I drank some of the prooffered 100Plus and fished around in my pocket for the baggie of Clif blocks. Hallelujah - two margarita shot blocks. These got me through the turnaround, as did the privilege of watching Holly crash into a large bush. After I stopped cramping I started doing that thing I always do - pick someone as a rabbit and try to pick them off - and then Holly's cheering and running a bit with me got me through to the finish in 29 minutes flat. Alas, I have no finishing kick; a girl I'd overtaken several minutes earlier blew right by me on the way to the finish.

IMPORTANT NOTE TO RACE ORGANISERS. Please to have drink stations AFTER the turnaround too. And distance markers - of which there were none. How do you have a run leg without distance markers? Some of us are a bit impaired when it comes to gauging distances...

Overall this was actually my fastest tri. I seem to be getting better at something. But what is it? I think the answer is transitions. One's transitions become very fast when there is a nest of large bitey ants underneath one's bike. Just so you know. So next time perhaps there should be piranhas in the water? Just small non-lethal nippy ones, maybe?

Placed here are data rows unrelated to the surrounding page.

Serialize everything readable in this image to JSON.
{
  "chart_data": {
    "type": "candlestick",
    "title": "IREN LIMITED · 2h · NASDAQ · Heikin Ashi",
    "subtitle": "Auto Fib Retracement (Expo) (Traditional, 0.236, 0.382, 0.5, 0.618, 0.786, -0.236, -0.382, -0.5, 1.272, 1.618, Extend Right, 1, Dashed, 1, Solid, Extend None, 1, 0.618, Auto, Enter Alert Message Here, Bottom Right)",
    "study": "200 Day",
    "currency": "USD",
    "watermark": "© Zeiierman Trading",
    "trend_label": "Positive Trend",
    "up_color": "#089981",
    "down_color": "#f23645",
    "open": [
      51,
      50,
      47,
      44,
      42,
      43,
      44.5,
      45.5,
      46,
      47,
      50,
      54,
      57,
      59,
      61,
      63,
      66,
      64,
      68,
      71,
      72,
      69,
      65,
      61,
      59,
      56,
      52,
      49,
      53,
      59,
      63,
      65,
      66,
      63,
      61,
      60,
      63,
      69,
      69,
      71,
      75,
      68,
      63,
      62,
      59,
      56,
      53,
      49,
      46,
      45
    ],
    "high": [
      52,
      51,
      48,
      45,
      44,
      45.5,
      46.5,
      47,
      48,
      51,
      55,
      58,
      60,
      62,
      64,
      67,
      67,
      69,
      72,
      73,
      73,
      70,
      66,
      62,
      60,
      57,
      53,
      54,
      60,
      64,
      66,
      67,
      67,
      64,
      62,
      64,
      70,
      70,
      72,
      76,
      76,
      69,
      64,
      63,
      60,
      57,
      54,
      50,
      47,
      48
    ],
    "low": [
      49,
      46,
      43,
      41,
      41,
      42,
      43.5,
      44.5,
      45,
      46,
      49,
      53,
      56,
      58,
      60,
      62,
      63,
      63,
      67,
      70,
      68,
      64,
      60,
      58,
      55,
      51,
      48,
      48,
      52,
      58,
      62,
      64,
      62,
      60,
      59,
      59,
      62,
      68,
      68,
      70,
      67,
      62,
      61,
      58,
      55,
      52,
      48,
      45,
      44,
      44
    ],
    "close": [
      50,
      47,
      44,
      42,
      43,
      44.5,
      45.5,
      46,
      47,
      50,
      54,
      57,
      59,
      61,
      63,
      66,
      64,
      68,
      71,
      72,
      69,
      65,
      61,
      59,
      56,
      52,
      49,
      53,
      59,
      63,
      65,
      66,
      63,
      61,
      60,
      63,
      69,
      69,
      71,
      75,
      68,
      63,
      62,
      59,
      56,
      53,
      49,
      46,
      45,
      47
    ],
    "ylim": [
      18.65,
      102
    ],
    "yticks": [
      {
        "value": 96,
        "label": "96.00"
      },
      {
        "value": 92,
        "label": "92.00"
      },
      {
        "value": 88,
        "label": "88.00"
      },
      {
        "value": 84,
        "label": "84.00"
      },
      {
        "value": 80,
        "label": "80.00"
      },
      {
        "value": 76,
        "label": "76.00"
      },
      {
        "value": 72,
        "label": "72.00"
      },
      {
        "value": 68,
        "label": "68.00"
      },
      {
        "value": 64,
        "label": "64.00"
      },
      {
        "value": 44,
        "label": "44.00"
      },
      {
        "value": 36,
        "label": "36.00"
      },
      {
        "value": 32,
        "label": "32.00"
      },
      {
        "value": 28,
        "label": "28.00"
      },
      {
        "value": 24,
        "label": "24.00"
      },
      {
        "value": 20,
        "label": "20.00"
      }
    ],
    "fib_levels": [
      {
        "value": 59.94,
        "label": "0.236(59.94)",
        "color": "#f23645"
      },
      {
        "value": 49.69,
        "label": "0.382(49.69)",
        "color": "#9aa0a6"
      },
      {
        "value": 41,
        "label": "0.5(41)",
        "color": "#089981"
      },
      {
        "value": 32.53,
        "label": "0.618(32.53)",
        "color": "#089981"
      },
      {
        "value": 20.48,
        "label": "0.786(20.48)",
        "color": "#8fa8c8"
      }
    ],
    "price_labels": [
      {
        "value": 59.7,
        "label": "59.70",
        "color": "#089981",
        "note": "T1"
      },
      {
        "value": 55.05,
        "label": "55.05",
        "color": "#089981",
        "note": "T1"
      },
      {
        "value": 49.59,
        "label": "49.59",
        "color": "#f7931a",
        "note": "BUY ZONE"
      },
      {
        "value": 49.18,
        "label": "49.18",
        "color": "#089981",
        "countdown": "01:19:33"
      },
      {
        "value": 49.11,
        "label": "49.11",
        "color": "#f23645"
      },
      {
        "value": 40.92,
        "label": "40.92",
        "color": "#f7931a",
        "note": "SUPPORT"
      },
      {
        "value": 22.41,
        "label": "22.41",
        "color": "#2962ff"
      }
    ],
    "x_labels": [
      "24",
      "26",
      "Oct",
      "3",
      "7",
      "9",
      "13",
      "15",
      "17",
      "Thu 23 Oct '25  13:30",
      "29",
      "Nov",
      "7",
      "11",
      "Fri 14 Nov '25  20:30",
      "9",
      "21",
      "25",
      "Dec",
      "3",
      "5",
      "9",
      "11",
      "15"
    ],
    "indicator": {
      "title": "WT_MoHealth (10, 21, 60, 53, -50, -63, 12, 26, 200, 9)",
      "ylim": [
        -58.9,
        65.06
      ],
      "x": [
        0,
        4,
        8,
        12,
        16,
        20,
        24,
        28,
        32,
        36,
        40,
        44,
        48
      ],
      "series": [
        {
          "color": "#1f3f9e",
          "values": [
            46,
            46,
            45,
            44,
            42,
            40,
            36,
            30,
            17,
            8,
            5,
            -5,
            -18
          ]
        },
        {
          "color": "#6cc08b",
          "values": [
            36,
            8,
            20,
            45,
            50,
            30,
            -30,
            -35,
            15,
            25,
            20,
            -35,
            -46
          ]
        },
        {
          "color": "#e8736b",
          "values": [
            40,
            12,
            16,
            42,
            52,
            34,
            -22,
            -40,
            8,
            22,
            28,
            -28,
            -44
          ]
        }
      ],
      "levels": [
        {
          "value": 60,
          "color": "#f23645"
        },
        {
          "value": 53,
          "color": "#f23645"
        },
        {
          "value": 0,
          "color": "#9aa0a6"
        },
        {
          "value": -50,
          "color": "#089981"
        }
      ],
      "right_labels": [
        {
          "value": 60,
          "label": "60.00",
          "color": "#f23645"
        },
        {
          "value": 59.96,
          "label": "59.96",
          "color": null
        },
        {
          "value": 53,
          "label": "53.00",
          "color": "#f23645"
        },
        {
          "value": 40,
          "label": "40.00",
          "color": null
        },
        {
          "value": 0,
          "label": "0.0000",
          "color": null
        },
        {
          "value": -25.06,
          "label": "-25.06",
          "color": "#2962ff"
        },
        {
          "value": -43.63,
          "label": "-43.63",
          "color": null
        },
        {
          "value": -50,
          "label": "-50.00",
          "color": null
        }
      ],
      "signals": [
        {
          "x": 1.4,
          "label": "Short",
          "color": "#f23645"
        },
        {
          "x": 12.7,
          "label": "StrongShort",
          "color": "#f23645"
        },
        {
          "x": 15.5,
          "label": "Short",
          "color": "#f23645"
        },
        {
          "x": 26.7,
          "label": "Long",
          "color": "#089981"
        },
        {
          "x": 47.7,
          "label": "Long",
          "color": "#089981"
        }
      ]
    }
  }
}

Next year I move up an age group, into the very fast and frightening 30-39. I still haven't really decided if I want to buckle down and train properly for these things instead of just winging it like I always do (going into this I swam three times,  rode on the trainer twice, and noodled around fiddling with my tyres and watching CSI once). I do want to do an Olympic-distance (1500m swim, 40km bike, 10km run) tri but I want to race it. Tell me, dear do I do this?
Workouts last week: 
Tuesday: track: 3[2(600 moderate/ 200 easy), 400 hard]
Wednesday: AM - Ran 5 miles (about 8km) with my friend A; every time I felt like giving up I thought to myself, 'I am running with a woman who gave birth six weeks ago and SHE isn't giving up, you wuss.' PM - tempo set at swim.
Friday: AM - Ran about 10K with Holly.
Saturday: Sprint tri!

Workouts this week have been temporarily sidelined due to a head cold. How is my chlorpheniramine not working???